# Mockups with CS5



## PrestigeFan92 (Oct 10, 2010)

Can anybody on here help teach me, or provide me with links on how do do mockups of guitar designs with CS5. Im new to the programs, so explanations would help.


----------



## MaxOfMetal (Oct 10, 2010)

As awesome at Photoshop is, it still takes some real practice and know how to work. There's a reason people _pay_ others to make them mock-ups.

There are free tutorial out there, I highly recommend you read through, and watch the demos.


----------



## PrestigeFan92 (Oct 10, 2010)

Any links you can give me? And thankyou for the move. I didnt know where this was supposed to go.


----------



## MaxOfMetal (Oct 10, 2010)

Google is your friend on this one. There's hundreds of different tutorials many which depend a lot on your level of computer knowledge, as well as how you, as a person, best learn things. You may even want to consider getting a book on using Photoshop, especially if you're the type that learns best from text. 

People even go to school to learn how to use Photoshop, it's not really something you can instantly jump into and expect pro results. Especially if you don't have a lot of experience with the software or it's earlier versions. 

Something to consider before dropping the $200 on the program.


----------



## BlackWidowESP (Oct 11, 2010)

This guy does a really nice tutorial.

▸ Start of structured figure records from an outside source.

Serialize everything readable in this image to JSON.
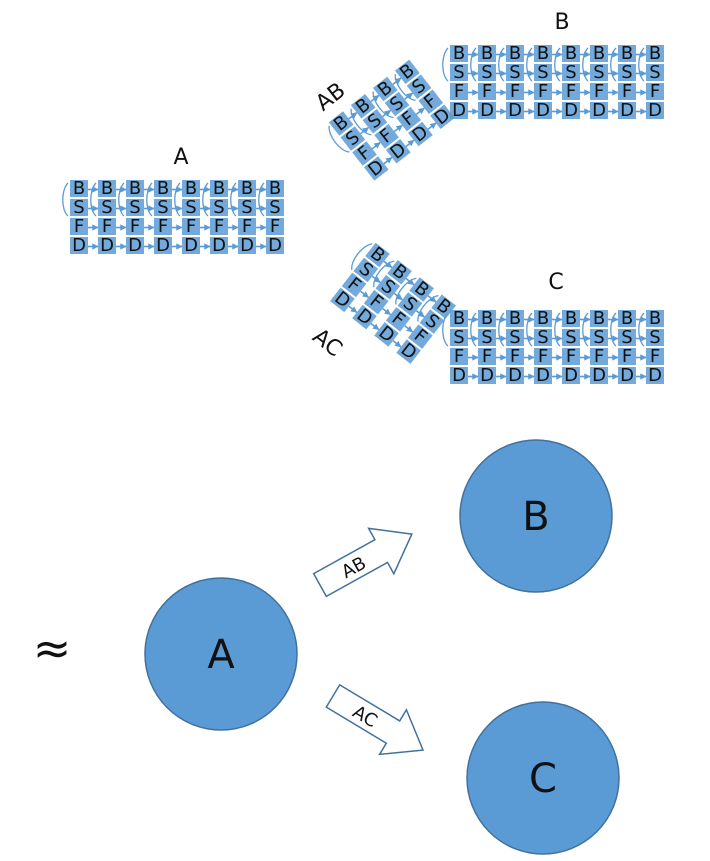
{
  "top": {
    "letters": [
      "B",
      "S",
      "F",
      "D"
    ],
    "labels": {
      "a": "A",
      "b": "B",
      "c": "C",
      "ab": "AB",
      "ac": "AC"
    }
  },
  "bottom": {
    "approx": "≈",
    "node_a": "A",
    "node_b": "B",
    "node_c": "C",
    "arrow_ab": "AB",
    "arrow_ac": "AC"
  },
  "colors": {
    "fill": "#5b9bd5",
    "stroke": "#41719c",
    "cell_fill": "#5b9bd5",
    "link": "#5b9bd5"
  }
}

It's made for people who have never used photoshop before, so if you already know a bit about the program, the videos tend to be a little drawn out..

Guitar Design In Photoshop - Project Guitar Forum


----------



## Randy (Oct 12, 2010)

I haven't done mockups in about a year but I usually used AutoCAD->Illustrator->Photoshop->Paintshop Pro for what I did.


----------



## PrestigeFan92 (Oct 15, 2010)

Thanks yall. That actually helps out alot. Been doing some messing around, so expect to see some stuff soon.


----------